Many people in the Southern states claim mostly Ulster ancestry, or at least partially, and it is good to see that there is increasing awareness about the South’s links to Ulster. As I’ve tried to demonstrate on this blog, the Ulster folk were not all Scots, nor were they mainly Irish as we understand Irish; they were in many cases English, that is, of Anglo-Saxon descent, though few Americans seem to know this.

It seems as though there is an increasing awareness of these roots on the part of many people from Dixie, and it’s gratifying to see this. At the Ulster Awake blog, there’s a nice piece about the bond between Southron Americans of Ulster descent and the Ulster folk. It’s encouraging to see the photos of the murals and other tributes to their common roots.

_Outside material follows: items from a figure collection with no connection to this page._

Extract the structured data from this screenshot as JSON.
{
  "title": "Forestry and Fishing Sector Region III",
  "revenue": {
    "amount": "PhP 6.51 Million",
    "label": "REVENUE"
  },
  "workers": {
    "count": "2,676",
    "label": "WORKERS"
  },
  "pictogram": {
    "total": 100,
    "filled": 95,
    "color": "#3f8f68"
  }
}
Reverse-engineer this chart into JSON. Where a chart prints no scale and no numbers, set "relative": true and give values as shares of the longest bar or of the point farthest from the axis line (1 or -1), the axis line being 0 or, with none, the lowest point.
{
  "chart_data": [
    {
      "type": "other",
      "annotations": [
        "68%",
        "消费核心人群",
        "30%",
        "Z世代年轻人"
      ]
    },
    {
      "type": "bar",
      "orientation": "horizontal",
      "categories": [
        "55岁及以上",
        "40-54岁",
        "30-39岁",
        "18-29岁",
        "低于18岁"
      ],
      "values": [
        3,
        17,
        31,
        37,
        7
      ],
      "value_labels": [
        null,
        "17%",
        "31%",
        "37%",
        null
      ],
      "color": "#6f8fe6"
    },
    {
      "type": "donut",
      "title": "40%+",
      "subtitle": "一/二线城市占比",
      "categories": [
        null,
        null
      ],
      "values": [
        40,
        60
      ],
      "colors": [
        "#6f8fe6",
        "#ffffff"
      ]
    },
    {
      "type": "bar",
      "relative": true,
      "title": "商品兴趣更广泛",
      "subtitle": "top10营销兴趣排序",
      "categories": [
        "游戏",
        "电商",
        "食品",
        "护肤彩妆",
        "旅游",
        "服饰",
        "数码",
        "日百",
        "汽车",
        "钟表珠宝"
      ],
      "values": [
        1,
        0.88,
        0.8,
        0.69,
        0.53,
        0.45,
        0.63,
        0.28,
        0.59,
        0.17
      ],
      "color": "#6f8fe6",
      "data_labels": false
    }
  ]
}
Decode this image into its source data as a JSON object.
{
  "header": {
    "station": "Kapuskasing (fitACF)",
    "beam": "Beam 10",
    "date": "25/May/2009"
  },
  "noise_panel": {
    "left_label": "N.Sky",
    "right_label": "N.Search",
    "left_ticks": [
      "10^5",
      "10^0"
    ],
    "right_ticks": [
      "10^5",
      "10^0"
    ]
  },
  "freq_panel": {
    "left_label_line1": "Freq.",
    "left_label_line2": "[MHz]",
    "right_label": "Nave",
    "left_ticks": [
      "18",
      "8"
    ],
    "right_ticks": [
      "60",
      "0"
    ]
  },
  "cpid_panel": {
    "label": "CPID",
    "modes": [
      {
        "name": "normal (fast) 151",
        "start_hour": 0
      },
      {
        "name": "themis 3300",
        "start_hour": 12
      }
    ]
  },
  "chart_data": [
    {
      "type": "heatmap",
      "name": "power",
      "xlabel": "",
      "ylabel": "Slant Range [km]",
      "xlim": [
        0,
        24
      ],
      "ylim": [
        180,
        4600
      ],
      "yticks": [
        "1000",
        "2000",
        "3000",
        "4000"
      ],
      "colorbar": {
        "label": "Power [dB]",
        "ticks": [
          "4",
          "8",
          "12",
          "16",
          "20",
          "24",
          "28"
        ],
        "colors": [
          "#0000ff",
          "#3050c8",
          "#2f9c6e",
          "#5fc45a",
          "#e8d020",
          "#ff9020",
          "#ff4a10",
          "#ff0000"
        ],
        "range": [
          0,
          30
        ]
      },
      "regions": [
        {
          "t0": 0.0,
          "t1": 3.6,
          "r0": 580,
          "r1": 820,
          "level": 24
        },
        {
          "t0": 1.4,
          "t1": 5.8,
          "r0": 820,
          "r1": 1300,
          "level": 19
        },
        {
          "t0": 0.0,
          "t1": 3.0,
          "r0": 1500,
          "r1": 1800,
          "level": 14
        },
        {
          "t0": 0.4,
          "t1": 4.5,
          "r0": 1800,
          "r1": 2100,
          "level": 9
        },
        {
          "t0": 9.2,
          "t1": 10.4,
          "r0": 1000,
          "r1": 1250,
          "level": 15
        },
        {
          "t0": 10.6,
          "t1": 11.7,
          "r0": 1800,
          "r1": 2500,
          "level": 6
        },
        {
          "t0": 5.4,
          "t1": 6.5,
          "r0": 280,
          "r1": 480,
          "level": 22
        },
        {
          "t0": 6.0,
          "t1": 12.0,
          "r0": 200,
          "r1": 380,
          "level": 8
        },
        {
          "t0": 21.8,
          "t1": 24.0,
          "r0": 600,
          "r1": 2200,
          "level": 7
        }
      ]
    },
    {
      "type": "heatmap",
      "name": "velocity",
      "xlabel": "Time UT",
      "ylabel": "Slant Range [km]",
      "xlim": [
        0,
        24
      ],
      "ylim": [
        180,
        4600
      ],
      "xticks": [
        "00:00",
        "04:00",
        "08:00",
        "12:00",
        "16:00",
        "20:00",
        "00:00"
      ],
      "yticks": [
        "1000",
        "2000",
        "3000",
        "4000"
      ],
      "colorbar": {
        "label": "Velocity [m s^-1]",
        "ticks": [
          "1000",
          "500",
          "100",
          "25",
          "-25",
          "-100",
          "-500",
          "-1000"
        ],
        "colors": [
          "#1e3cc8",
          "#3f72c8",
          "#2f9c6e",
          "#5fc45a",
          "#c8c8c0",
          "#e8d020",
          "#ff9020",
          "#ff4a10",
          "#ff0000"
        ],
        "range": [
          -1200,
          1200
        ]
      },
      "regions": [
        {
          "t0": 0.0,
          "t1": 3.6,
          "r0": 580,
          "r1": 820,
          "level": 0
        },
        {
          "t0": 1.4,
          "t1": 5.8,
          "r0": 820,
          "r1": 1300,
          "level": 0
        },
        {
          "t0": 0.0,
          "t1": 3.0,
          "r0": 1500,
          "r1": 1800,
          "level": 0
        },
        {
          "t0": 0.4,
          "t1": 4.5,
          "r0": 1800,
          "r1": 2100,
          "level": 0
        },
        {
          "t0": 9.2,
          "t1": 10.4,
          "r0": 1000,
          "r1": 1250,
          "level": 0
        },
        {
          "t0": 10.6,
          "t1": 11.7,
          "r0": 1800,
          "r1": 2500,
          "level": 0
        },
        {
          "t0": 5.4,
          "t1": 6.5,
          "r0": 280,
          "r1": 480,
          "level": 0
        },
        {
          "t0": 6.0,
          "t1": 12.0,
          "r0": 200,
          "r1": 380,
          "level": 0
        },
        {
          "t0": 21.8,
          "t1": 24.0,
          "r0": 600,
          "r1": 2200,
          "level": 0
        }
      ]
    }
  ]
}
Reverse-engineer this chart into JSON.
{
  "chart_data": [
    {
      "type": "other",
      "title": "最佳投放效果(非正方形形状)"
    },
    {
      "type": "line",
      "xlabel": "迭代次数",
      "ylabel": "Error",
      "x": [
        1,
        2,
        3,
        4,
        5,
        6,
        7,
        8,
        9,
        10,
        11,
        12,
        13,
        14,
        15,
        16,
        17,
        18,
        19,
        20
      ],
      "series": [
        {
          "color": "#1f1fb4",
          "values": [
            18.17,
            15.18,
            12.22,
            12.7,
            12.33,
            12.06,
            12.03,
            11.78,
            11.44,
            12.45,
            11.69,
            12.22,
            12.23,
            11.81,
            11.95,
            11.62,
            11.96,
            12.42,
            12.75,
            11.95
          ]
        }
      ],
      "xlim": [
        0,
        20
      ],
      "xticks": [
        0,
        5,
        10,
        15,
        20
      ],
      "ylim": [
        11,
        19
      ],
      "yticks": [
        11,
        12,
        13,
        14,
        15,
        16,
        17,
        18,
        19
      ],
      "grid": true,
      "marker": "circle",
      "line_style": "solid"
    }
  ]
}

It’s good to see that the Confederate Battle Flag is being displayed there by some Ulster folk as a mark of their solidarity with their Southron cousins, and I hope they continue to stand up against the propaganda onslaught, which apparently is taking place on that side of the Atlantic as well as on the American side.

Solidarity amongst all the Anglosphere peoples is a good thing; I hope it increases, but in order for that to happen, more of us have to become aware of our roots and our commonalities.